In modo diverso tutti i giornali riportano di una situazione bloccata a proposito delle trattative sul Quirinale. Le parole chiave di oggi sono “stallo” (Corriere della Sera), “bonaccia” (Repubblica), “freno tirato” (Il Messaggero). I partiti sembrano incartati, divisi nei rispettivi schieramenti e forse anche al loro interno.

È vero: quelli del centrosinistra si sono visti a casa di Giuseppe Conte. Ma alla fine del vertice con Enrico Letta e Roberto Speranza, i tre non hanno fatto nomi ma hanno partorito un tweet dal testo identico. Ansia di unità?

Probabile ma la conclusione ufficiale (“Ottimo incontro. Lavoreremo insieme per dare al Paese una o un Presidente autorevole in cui tutti possano riconoscersi. Siamo aperti al confronto. Nessuno può vantare un diritto di prelazione. #Tutti abbiamo il dovere della #responsabilità”) lascia nella giornata spazio a tante interpretazioni.

La più diffusa: Conte non vuole Mario Draghi al Colle. Voce poi smentita, come sostengono Meli e Buzzi sul Corriere, dopo il colloquio dell’ex premier con Luigi Di Maio. Non ci sarebbero “veti” dei 5 stelle. Dubbi sì. Dubbi che convergerebbero, secondo Repubblica, con preoccupazioni simili di Matteo Salvini. Salvini avrebbe concordato, lo scrive Giovanna Vitale, con Silvio Berlusconi che un altro eventuale candidato non potrà essere l’attuale presidente del Consiglio. Ma sul centro destra, in realtà, la nebbia è ancora più fitta.

BERLUSCONI, LA NON MARCIA SU ROMA

Il centrosinistra comunque ha tenuto un vertice, mentre quello del centrodestra (chiesto ultimativamente da Giorgia Meloni e Matteo Salvini per fare chiarezza sui numeri) non è ancora fissato. Vittorio Sgarbi ha anticipato ai cronisti che Silvio Berlusconi sarebbe rimasto ad Arcore, “amareggiato”.

La questione dei tempi non è secondaria. Se infatti molti pensano che alla fine il Cav rinuncerà, non è chiaro quale potrebbe essere il momento. Dopo la quarta votazione? O prima? Oggi Il Messaggero sostiene che dopo sé stesso, Silvio Berlusconi non vedrebbe di buon occhio nessun Marcello Pera e nessuna Letizia Moratti.
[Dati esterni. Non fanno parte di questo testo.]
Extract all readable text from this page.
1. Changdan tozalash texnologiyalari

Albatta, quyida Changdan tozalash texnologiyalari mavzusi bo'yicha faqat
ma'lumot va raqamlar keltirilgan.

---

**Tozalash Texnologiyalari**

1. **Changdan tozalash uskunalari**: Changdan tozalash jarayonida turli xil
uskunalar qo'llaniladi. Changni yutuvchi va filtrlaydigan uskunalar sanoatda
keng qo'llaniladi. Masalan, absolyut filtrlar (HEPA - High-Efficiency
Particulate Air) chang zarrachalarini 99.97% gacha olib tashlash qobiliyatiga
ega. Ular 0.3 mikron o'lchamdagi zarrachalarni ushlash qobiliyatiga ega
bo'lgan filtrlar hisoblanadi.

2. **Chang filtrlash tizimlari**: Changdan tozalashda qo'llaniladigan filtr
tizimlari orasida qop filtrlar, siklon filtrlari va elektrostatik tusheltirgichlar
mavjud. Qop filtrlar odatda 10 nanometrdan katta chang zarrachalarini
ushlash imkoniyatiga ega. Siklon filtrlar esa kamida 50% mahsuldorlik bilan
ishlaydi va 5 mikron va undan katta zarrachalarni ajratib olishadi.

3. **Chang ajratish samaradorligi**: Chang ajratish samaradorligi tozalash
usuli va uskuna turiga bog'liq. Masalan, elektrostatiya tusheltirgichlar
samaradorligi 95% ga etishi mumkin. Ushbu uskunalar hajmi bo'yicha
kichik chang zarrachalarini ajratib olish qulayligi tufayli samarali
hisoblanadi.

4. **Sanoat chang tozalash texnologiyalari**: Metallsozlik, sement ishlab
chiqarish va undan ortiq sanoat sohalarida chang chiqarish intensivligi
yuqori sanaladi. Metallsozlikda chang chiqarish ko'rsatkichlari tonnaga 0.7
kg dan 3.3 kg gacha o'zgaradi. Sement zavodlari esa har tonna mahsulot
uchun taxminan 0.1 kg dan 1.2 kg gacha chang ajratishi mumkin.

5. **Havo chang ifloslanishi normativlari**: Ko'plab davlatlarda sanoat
Repubblica ipotizza candidature come quelle di Elisabetta Casellati e Gianni Letta. La Stampa insiste con l’ipotesi Franco Frattini. Al di là dei nomi, è del tutto evidente che c’è una questione di leadership della coalizione: dopo l’eventuale tramonto della candidatura di Silvio Berlusconi, è Matteo Salvini che vuole decidere. Essere lui il kingmaker. Ci arriverà?

DOPO QUELLA DI VERDINI, LETTERA DI SGARBI

Attorno al Cav si muovono consiglieri e strateghi. Notevole in questa chiave la lettera aperta di Vittorio Sgarbi pubblicata oggi dal Quotidiano Nazionale rivolta direttamente a Licia Ronzulli: “Non so quanti ne abbia convinti la Ronzulli, ma io ho raccolto, con Berlusconi in diretta, il consenso di 15 parlamentari. Il mio auspicio è che altri parlamentari si possano confrontare con lui, e dunque fargli ottenere i voti necessari. Nessuna rinuncia, fino all’ultimo ragionevole tentativo. E nessun dubbio che sia lui a dover valutare i risultati e a comunicarlo ai suoi alleati di cui, come sa la Ronzulli, io sono parte”.

Passaggio finale: “Può decidere solo lui il presidente della Repubblica, o avendo i numeri (come gli auguro) o scegliendo, per e con tutto il centrodestra, il nome su cui gli altri gruppi convergano senza alternative”. Dunque dopo la lettera di Denis Verdini a Marcello dell’Utri e a Fedele Confalonieri, ecco un’altra lettera, verrebbe da dire, con una strategia uguale e contraria.